The Defensive Arms Race: Vendors Respond
Let’s change perspective. As attackers leverage agentic AI, solution providers are in an arms race to embed similar capabilities into defensive tools. Alongside this shift, I can see the focus naturally moving from reactive, alert-driven defense to the kind of proactive, threat-led approaches that only AI can enable. AI incorporated into defensive tools, whether open source or embedded into products, looks like:
- End-to-end automation: AI agents that can independently uncover, analyze, contain and remediate threats, either in near real-time or in real-time.
- Proactive threat hunting: Systems that can actively hunt, reason and act, continuously scanning for IOCs and vulnerabilities to enable early detection of threats.

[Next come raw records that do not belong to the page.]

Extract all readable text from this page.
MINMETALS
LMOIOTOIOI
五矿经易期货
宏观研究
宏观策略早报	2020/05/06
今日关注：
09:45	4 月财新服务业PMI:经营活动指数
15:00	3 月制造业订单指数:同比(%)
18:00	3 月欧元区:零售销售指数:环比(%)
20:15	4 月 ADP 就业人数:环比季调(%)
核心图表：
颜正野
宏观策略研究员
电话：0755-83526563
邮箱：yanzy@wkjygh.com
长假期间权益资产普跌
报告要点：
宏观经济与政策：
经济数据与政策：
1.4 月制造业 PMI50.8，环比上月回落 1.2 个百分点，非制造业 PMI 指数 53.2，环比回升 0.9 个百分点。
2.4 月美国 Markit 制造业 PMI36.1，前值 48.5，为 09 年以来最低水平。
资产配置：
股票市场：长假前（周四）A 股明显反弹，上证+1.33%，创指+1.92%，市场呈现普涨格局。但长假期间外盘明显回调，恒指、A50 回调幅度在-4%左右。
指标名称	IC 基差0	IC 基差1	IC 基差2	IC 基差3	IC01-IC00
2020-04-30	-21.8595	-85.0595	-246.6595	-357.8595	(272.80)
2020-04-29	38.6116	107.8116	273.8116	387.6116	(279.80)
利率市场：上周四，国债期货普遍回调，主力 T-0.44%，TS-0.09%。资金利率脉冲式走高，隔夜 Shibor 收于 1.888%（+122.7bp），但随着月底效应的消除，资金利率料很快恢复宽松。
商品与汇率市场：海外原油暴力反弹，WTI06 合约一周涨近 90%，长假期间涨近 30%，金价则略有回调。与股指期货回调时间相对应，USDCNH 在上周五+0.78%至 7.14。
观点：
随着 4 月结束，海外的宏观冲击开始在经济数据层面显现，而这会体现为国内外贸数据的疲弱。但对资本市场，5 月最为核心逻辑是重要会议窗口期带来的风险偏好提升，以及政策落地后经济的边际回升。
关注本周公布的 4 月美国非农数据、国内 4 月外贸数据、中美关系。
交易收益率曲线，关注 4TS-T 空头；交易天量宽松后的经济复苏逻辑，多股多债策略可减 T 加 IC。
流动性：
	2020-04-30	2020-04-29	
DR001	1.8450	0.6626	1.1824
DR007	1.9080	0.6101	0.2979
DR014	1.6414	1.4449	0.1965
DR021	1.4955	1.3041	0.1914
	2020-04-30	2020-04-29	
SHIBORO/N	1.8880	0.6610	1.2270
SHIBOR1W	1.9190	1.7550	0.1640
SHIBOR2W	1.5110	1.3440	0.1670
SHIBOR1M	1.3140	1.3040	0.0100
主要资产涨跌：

- Real-time collaboration: When intelligence can be shared and coordinated immediately, this increases the speed and accuracy of any defensive action.
The Shift to Threat-Led Security
As vendors compete to implement AI that can fight AI — traditional risk-based approaches are no longer sufficient. Instead, the future of cybersecurity defense is threat-led. This means organizations need to design detection and response strategies informed by real-world adversary behavior, not just compliance frameworks. Businesses should be able to understand and anticipate adversarial TTPs (Tactics, Techniques and Procedures) and build defenses that adapt as quickly as the tools on the other side of the table.

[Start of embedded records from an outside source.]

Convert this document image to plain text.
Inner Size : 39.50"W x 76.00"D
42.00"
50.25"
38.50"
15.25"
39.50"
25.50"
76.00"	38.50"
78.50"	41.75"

This is broadly similar to what we are hearing from analysts and lines up with a recent Forrester Research Report, “AI is increasingly used to enhance threat intelligence but is also a source of new threats. AI-generated attacks will become more complex and lower the barrier for new threat actors. Convincing deepfakes and complex narrative attacks are harbingers of more sophisticated threats, driving the need to fight fire with fire.”
Key recommendations for defenders include:
- Actively test against agentic attacks: Don’t think AI-driven threats aren’t already a reality. Incorporate red teaming and simulation frameworks to evaluate your readiness.

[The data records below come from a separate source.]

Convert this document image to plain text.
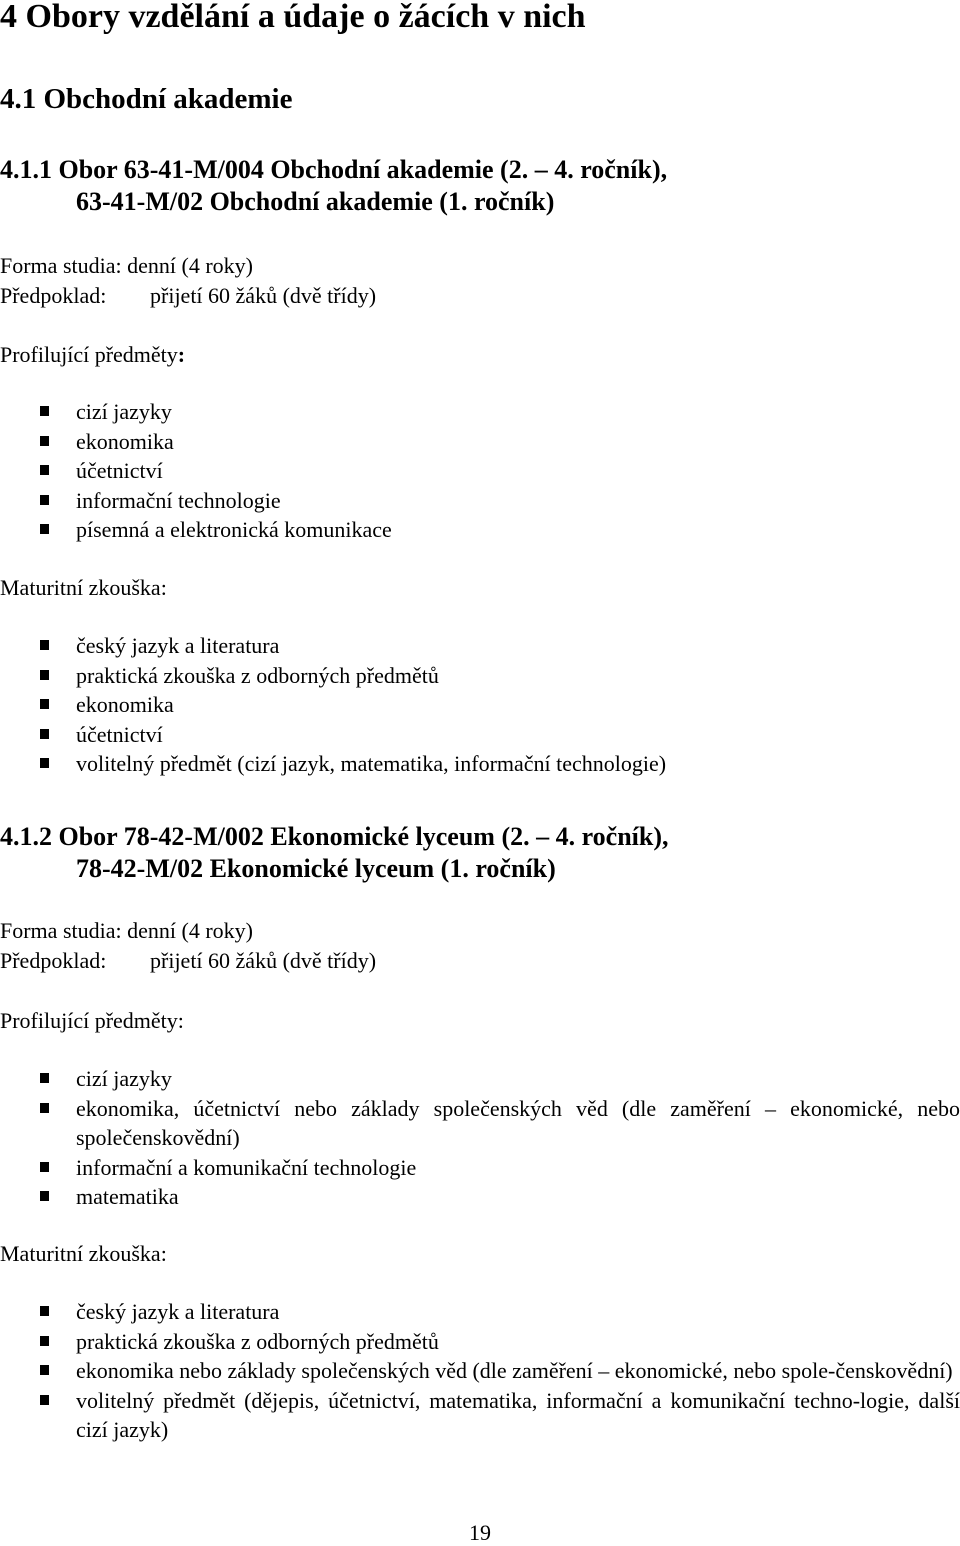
4 Obory vzdělání a údaje o žácích v nich
4.1 Obchodní akademie
4.1.1 Obor 63-41-M/004 Obchodní akademie (2. – 4. ročník),
63-41-M/02 Obchodní akademie (1. ročník)

Forma studia: denní (4 roky)

Předpoklad: přijetí 60 žáků (dvě třídy)

Profilující předměty:

cizí jazyky
ekonomika
účetnictví
informační technologie
písemná a elektronická komunikace

Maturitní zkouška:

český jazyk a literatura
praktická zkouška z odborných předmětů
ekonomika
účetnictví
volitelný předmět (cizí jazyk, matematika, informační technologie)
4.1.2 Obor 78-42-M/002 Ekonomické lyceum (2. – 4. ročník),
78-42-M/02 Ekonomické lyceum (1. ročník)

Forma studia: denní (4 roky)

Předpoklad: přijetí 60 žáků (dvě třídy)

Profilující předměty:

cizí jazyky
ekonomika, účetnictví nebo základy společenských věd (dle zaměření – ekonomické, nebo společenskovědní)
informační a komunikační technologie
matematika

Maturitní zkouška:

český jazyk a literatura
praktická zkouška z odborných předmětů
ekonomika nebo základy společenských věd (dle zaměření – ekonomické, nebo spole-čenskovědní)
volitelný předmět (dějepis, účetnictví, matematika, informační a komunikační techno-logie, další cizí jazyk)
19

- Invest in threat intelligence that uses AI: Like Forrester says, fight fire with fire. Your threat intelligence should leverage AI to aggregate and analyze threat data, enabling it to adapt to emerging tactics.
- Consider AI tools across the cybersecurity lifecycle: Autonomous AI agents are already embedded in security tools and open source, and can operate across detection, triage, response, remediation, and forensics. Leverage them.
- Continuously monitor and audit AI systems: Regularly review logs, monitor AI agent behavior, and perform security audits to detect anomalies, adversarial inputs, or model drift.
- Protect training data and AI pipelines: Secure your data integrity by protecting training data, models, and pipelines from poisoning, inversion, and tampering attacks. Implement robust data governance and encryption practices to safeguard the integrity of your AI systems.
- Maintain human oversight: While AI can automate much of the response, human expertise is essential for tuning systems and making critical decisions. A balanced approach with both smart technology and the human element will remain key.
Agentic AI is not just a technological leap; it is a paradigm shift, and a strategic inflection point in both attack and defense. The adoption of threat-led, AI-driven security will define the leaders and the laggards. Organizations must architect defenses that are as adaptive, fast, and autonomous as the threats they face — because in this race, standing still means falling behind.